Dr. Foxman states that peanuts include peanut agglutinin (PNA), a lectin that has the ability to pass through the intestinal barrier and enter the bloodstream. He continues, saying that PNA may cause allergic reactions and have an impact on platelet and blood vessel function. 98% to 100% of the lectin content in peanuts is destroyed when they are boiled, roasted, or microwaved[1].

Nuts

Anacardic acid and cardol, which are found in cashews, might irritate some people’s skin and trigger allergic responses, according to Dr. Foxman. Additionally, they contain phytic acid, an anti-nutrient (a substance that hinders the absorption of nutrients) that may have an impact on the uptake of minerals like zinc, calcium, and iron. Before consuming, cashews should be cooked or roasted after soaking for at least six hours.

Complete Grains

In their unprocessed state, whole grains—especially wheat—are rich in lectins. Additionally, according to Dr. Foxman, they contain phytic acid, which may lessen the absorption of some minerals. Whole grains’ lectin concentration can be reduced by soaking, sprouting, or pressure-cooking or boiling them before consuming them.

Nightshade Produce

lectin-rich nightshades include vegetables including eggplants, tomatoes, peppers, and white potatoes. According to some research, nightshade vegetables may make symptoms worse for people who have gastrointestinal disorders like irritable bowel syndrome (IBS) and inflammatory bowel disease (IBD). This is probably because these vegetables contain glycoalkaloid, a naturally occurring plant compound that can be harmful to people’s health.

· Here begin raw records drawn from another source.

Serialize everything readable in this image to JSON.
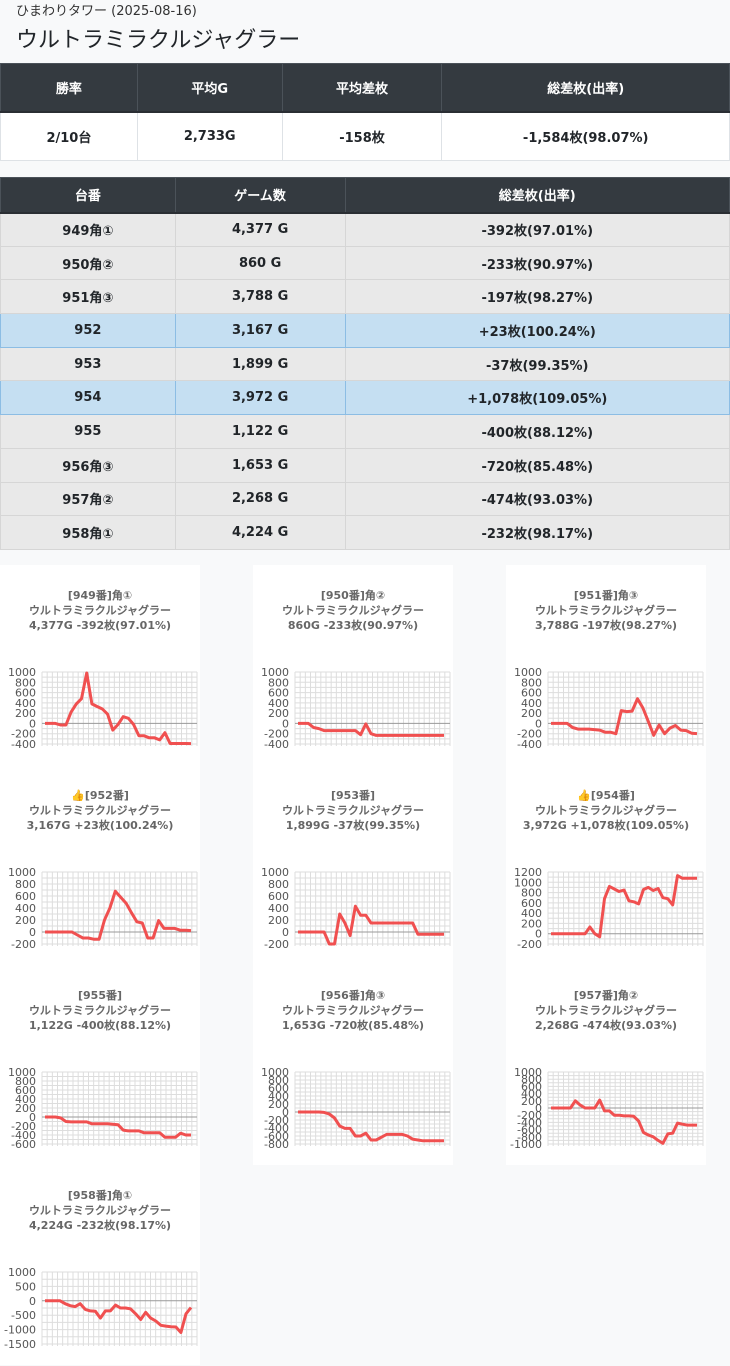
{
  "header": {
    "subtitle": "ひまわりタワー (2025-08-16)",
    "title": "ウルトラミラクルジャグラー"
  },
  "summary": {
    "headers": [
      "勝率",
      "平均G",
      "平均差枚",
      "総差枚(出率)"
    ],
    "values": [
      "2/10台",
      "2,733G",
      "-158枚",
      "-1,584枚(98.07%)"
    ]
  },
  "detail": {
    "headers": [
      "台番",
      "ゲーム数",
      "総差枚(出率)"
    ],
    "rows": [
      {
        "no": "949角①",
        "games": "4,377 G",
        "diff": "-392枚(97.01%)",
        "plus": false
      },
      {
        "no": "950角②",
        "games": "860 G",
        "diff": "-233枚(90.97%)",
        "plus": false
      },
      {
        "no": "951角③",
        "games": "3,788 G",
        "diff": "-197枚(98.27%)",
        "plus": false
      },
      {
        "no": "952",
        "games": "3,167 G",
        "diff": "+23枚(100.24%)",
        "plus": true
      },
      {
        "no": "953",
        "games": "1,899 G",
        "diff": "-37枚(99.35%)",
        "plus": false
      },
      {
        "no": "954",
        "games": "3,972 G",
        "diff": "+1,078枚(109.05%)",
        "plus": true
      },
      {
        "no": "955",
        "games": "1,122 G",
        "diff": "-400枚(88.12%)",
        "plus": false
      },
      {
        "no": "956角③",
        "games": "1,653 G",
        "diff": "-720枚(85.48%)",
        "plus": false
      },
      {
        "no": "957角②",
        "games": "2,268 G",
        "diff": "-474枚(93.03%)",
        "plus": false
      },
      {
        "no": "958角①",
        "games": "4,224 G",
        "diff": "-232枚(98.17%)",
        "plus": false
      }
    ]
  },
  "colors": {
    "line": "#f05050",
    "header_bg": "#343a40",
    "plus_row": "#c5dff2"
  },
  "chart_data": [
    {
      "type": "line",
      "title": [
        "[949番]角①",
        "ウルトラミラクルジャグラー",
        "4,377G -392枚(97.01%)"
      ],
      "ylim": [
        -400,
        1000
      ],
      "yticks": [
        1000,
        800,
        600,
        400,
        200,
        0,
        -200,
        -400
      ],
      "values": [
        0,
        0,
        0,
        -30,
        -30,
        220,
        380,
        480,
        980,
        380,
        330,
        280,
        180,
        -130,
        -20,
        130,
        100,
        -20,
        -240,
        -240,
        -280,
        -280,
        -320,
        -180,
        -390,
        -390,
        -390,
        -390,
        -392
      ]
    },
    {
      "type": "line",
      "title": [
        "[950番]角②",
        "ウルトラミラクルジャグラー",
        "860G -233枚(90.97%)"
      ],
      "ylim": [
        -400,
        1000
      ],
      "yticks": [
        1000,
        800,
        600,
        400,
        200,
        0,
        -200,
        -400
      ],
      "values": [
        0,
        0,
        0,
        -80,
        -100,
        -140,
        -140,
        -140,
        -140,
        -140,
        -140,
        -140,
        -220,
        -10,
        -200,
        -233,
        -233,
        -233,
        -233,
        -233,
        -233,
        -233,
        -233,
        -233,
        -233,
        -233,
        -233,
        -233,
        -233
      ]
    },
    {
      "type": "line",
      "title": [
        "[951番]角③",
        "ウルトラミラクルジャグラー",
        "3,788G -197枚(98.27%)"
      ],
      "ylim": [
        -400,
        1000
      ],
      "yticks": [
        1000,
        800,
        600,
        400,
        200,
        0,
        -200,
        -400
      ],
      "values": [
        0,
        0,
        0,
        0,
        -80,
        -110,
        -110,
        -110,
        -120,
        -130,
        -170,
        -170,
        -200,
        250,
        230,
        240,
        480,
        300,
        40,
        -230,
        -30,
        -200,
        -90,
        -40,
        -130,
        -140,
        -190,
        -197
      ]
    },
    {
      "type": "line",
      "title": [
        "[952番]",
        "ウルトラミラクルジャグラー",
        "3,167G +23枚(100.24%)"
      ],
      "icon": true,
      "ylim": [
        -200,
        1000
      ],
      "yticks": [
        1000,
        800,
        600,
        400,
        200,
        0,
        -200
      ],
      "values": [
        0,
        0,
        0,
        0,
        0,
        0,
        -50,
        -100,
        -100,
        -120,
        -120,
        200,
        400,
        680,
        580,
        480,
        320,
        170,
        150,
        -100,
        -100,
        190,
        60,
        60,
        60,
        30,
        30,
        23
      ]
    },
    {
      "type": "line",
      "title": [
        "[953番]",
        "ウルトラミラクルジャグラー",
        "1,899G -37枚(99.35%)"
      ],
      "ylim": [
        -200,
        1000
      ],
      "yticks": [
        1000,
        800,
        600,
        400,
        200,
        0,
        -200
      ],
      "values": [
        0,
        0,
        0,
        0,
        0,
        0,
        -200,
        -200,
        300,
        150,
        -60,
        430,
        280,
        280,
        150,
        150,
        150,
        150,
        150,
        150,
        150,
        150,
        150,
        -37,
        -37,
        -37,
        -37,
        -37,
        -37
      ]
    },
    {
      "type": "line",
      "title": [
        "[954番]",
        "ウルトラミラクルジャグラー",
        "3,972G +1,078枚(109.05%)"
      ],
      "icon": true,
      "ylim": [
        -200,
        1200
      ],
      "yticks": [
        1200,
        1000,
        800,
        600,
        400,
        200,
        0,
        -200
      ],
      "values": [
        0,
        0,
        0,
        0,
        0,
        0,
        0,
        0,
        130,
        0,
        -60,
        680,
        920,
        870,
        820,
        850,
        640,
        620,
        580,
        860,
        900,
        840,
        880,
        700,
        680,
        560,
        1130,
        1078,
        1078,
        1078,
        1078
      ]
    },
    {
      "type": "line",
      "title": [
        "[955番]",
        "ウルトラミラクルジャグラー",
        "1,122G -400枚(88.12%)"
      ],
      "ylim": [
        -600,
        1000
      ],
      "yticks": [
        1000,
        800,
        600,
        400,
        200,
        0,
        -200,
        -400,
        -600
      ],
      "values": [
        0,
        0,
        0,
        -20,
        -100,
        -110,
        -110,
        -110,
        -110,
        -150,
        -150,
        -150,
        -150,
        -160,
        -170,
        -290,
        -310,
        -310,
        -310,
        -350,
        -350,
        -350,
        -350,
        -450,
        -450,
        -450,
        -360,
        -400,
        -400
      ]
    },
    {
      "type": "line",
      "title": [
        "[956番]角③",
        "ウルトラミラクルジャグラー",
        "1,653G -720枚(85.48%)"
      ],
      "ylim": [
        -800,
        1000
      ],
      "yticks": [
        1000,
        800,
        600,
        400,
        200,
        0,
        -200,
        -400,
        -600,
        -800
      ],
      "values": [
        0,
        0,
        0,
        0,
        0,
        -10,
        -50,
        -150,
        -350,
        -410,
        -410,
        -600,
        -600,
        -530,
        -700,
        -700,
        -630,
        -560,
        -560,
        -560,
        -560,
        -600,
        -680,
        -700,
        -720,
        -720,
        -720,
        -720,
        -720
      ]
    },
    {
      "type": "line",
      "title": [
        "[957番]角②",
        "ウルトラミラクルジャグラー",
        "2,268G -474枚(93.03%)"
      ],
      "ylim": [
        -1000,
        1000
      ],
      "yticks": [
        1000,
        800,
        600,
        400,
        200,
        0,
        -200,
        -400,
        -600,
        -800,
        -1000
      ],
      "values": [
        0,
        0,
        0,
        0,
        0,
        200,
        80,
        0,
        0,
        0,
        220,
        -80,
        -80,
        -200,
        -200,
        -220,
        -220,
        -230,
        -360,
        -680,
        -750,
        -800,
        -900,
        -980,
        -720,
        -700,
        -420,
        -450,
        -474,
        -474,
        -474
      ]
    },
    {
      "type": "line",
      "title": [
        "[958番]角①",
        "ウルトラミラクルジャグラー",
        "4,224G -232枚(98.17%)"
      ],
      "ylim": [
        -1500,
        1000
      ],
      "yticks": [
        1000,
        500,
        0,
        -500,
        -1000,
        -1500
      ],
      "values": [
        0,
        0,
        0,
        0,
        -100,
        -170,
        -200,
        -100,
        -300,
        -350,
        -360,
        -600,
        -350,
        -350,
        -150,
        -250,
        -250,
        -280,
        -450,
        -650,
        -400,
        -600,
        -700,
        -850,
        -880,
        -900,
        -910,
        -1100,
        -450,
        -232
      ]
    }
  ]
}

Peel potatoes before boiling them, and stay away from consuming nightshades uncooked to prevent adverse effects.

The Final Word

According to Dr. Dibba, there’s not much data to support the idea that lectin-containing foods should be avoided. Furthermore, she notes that there are more known health advantages of lectin-containing foods than disadvantages.

According to Tointon, people who do not have a recognized dietary sensitivity, allergy, or intolerance do not need to stay away from lectins. “Just make sure you eat a variety of plant foods in your diet and don’t overindulge in any one food,” she continues.

Tointen suggests consulting with a certified dietitian to assess your food holistically and identify any possible underlying issues if you’re having uncomfortable digestive symptoms.